Throughout her husband’s illness Clara collected flowers and pressed them into the pages of an enchanting volume to which she gave the title Blumenbuch für Robert/in der Krankheit vom März 1854 bis July 1856/angelegt von seiner Clara. Den Kindern aufbewahrt (Flower book for Robert during his illness from March 1854 to July 1856 designed by his Clara. Preserved for their children). Published in a bibliophile edition by Gerd Nauhaus and Ingrid Bodsch in 2006, it is the fulfillment of an idea that occurred to Clara during her first concert tour, according to which she would “devote a flower” to her husband from every town or city where she stayed.21 The first was a rose, which Clara pressed into the book in Leipzig on October 25, 1854; the last little nosegay was added in Richmond on June 15, 1856, and comprised a dwarf rose, thyme, and forget-me-not, three plants that Marie and Elise picked on their father’s birthday and sent to Clara in England. The last four of the total of fifty-four pressed flowers date from the final days of Schumann’s life and are headed: “Ludwig for Papa on 26 July 1856,” “Picked in Endenich on 28 July 1856—flowers of sorrow,” “Picked in Endenich on 28 July 1856. In deepest sorrow!” and “Leaves from my Robert’s grave.—From the wreath that Johannes carried and placed on the coffin.—From the wreath from Concordia.—From Johannes’s
wreath.”22
It must be admitted that between 1857 and 1859 Clara also made a book of pressed flowers for Brahms, albeit one that was less ambitious in scope. We may perhaps regard it as a sequel to the diary that she kept for Schumann; it certainly says much for the profound affection that they felt for each other at this time. Brahms supported Clara from the time of Schumann’s breakdown, continuing to make entries in the housekeeping book and helping her in everyday matters. Much later, when he was fifty-three, he explained that “I think she’d have gone mad if she’d not had me—the only man among all those women—to talk her out of all that nonsense.”23 Although Brahms was referring only to the way in which he protected Clara from unwelcome advice, his comment throws light on the situation in general.
At the same time, Brahms was hopelessly in love with Clara and even lived in the same house following her move to the Poststraße in Düsseldorf in the middle of 1855. They attended a performance of Beethoven’s Missa solemnis in Cologne and in July 1855 stayed together on the Rhine while undertaking a joint concert tour.
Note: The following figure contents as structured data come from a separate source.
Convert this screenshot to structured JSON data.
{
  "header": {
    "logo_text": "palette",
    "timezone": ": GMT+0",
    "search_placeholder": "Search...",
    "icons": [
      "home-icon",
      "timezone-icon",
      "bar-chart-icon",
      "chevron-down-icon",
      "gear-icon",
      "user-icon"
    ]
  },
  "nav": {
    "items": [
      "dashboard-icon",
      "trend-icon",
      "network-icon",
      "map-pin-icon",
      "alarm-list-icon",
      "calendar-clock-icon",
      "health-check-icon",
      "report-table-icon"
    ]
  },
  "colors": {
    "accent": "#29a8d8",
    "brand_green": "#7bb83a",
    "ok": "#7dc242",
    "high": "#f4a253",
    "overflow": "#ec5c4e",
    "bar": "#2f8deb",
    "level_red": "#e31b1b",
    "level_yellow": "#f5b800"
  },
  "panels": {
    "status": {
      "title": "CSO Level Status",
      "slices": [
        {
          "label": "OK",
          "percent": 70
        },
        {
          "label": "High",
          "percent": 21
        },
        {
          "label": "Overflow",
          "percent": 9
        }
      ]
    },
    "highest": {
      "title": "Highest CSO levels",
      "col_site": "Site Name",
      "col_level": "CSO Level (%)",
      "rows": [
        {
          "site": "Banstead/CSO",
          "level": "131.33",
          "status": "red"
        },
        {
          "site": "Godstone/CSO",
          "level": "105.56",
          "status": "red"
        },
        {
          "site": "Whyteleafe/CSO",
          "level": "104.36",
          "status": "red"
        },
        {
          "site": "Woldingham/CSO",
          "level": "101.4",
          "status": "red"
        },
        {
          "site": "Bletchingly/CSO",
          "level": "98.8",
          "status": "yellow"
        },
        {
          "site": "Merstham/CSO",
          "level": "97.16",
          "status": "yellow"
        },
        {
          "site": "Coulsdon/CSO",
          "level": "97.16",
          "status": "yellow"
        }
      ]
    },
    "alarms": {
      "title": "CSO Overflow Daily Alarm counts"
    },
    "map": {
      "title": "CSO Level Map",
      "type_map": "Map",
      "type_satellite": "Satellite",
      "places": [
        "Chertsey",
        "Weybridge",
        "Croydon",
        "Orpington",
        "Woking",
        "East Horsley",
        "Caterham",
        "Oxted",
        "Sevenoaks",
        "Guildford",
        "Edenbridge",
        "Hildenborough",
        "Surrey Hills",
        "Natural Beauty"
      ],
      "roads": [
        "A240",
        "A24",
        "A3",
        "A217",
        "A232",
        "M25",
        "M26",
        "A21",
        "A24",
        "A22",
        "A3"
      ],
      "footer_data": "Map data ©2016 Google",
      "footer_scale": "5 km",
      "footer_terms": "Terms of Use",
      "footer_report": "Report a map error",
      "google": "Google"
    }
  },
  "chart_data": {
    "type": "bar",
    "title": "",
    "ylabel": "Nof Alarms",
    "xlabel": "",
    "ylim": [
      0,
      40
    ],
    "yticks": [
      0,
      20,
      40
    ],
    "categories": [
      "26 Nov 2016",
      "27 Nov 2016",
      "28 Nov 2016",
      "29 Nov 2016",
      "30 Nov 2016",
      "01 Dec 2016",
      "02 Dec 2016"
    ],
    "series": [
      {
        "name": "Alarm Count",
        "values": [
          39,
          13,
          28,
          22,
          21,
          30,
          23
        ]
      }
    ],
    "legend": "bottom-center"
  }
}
But Clara traveled with a female companion, so any suggestion of a relationship that went beyond an intense friendship between kindred souls or a love that was suppressed is bound to remain mere speculation. Clara had not exactly been cosseted by life, and one can understand why she might warm to the love of a man fourteen years her junior and feel helpless during the times when he was absent. Nor should we forget that she held his genius in almost as high a regard as that of her husband, whom she now sorely missed as an artist.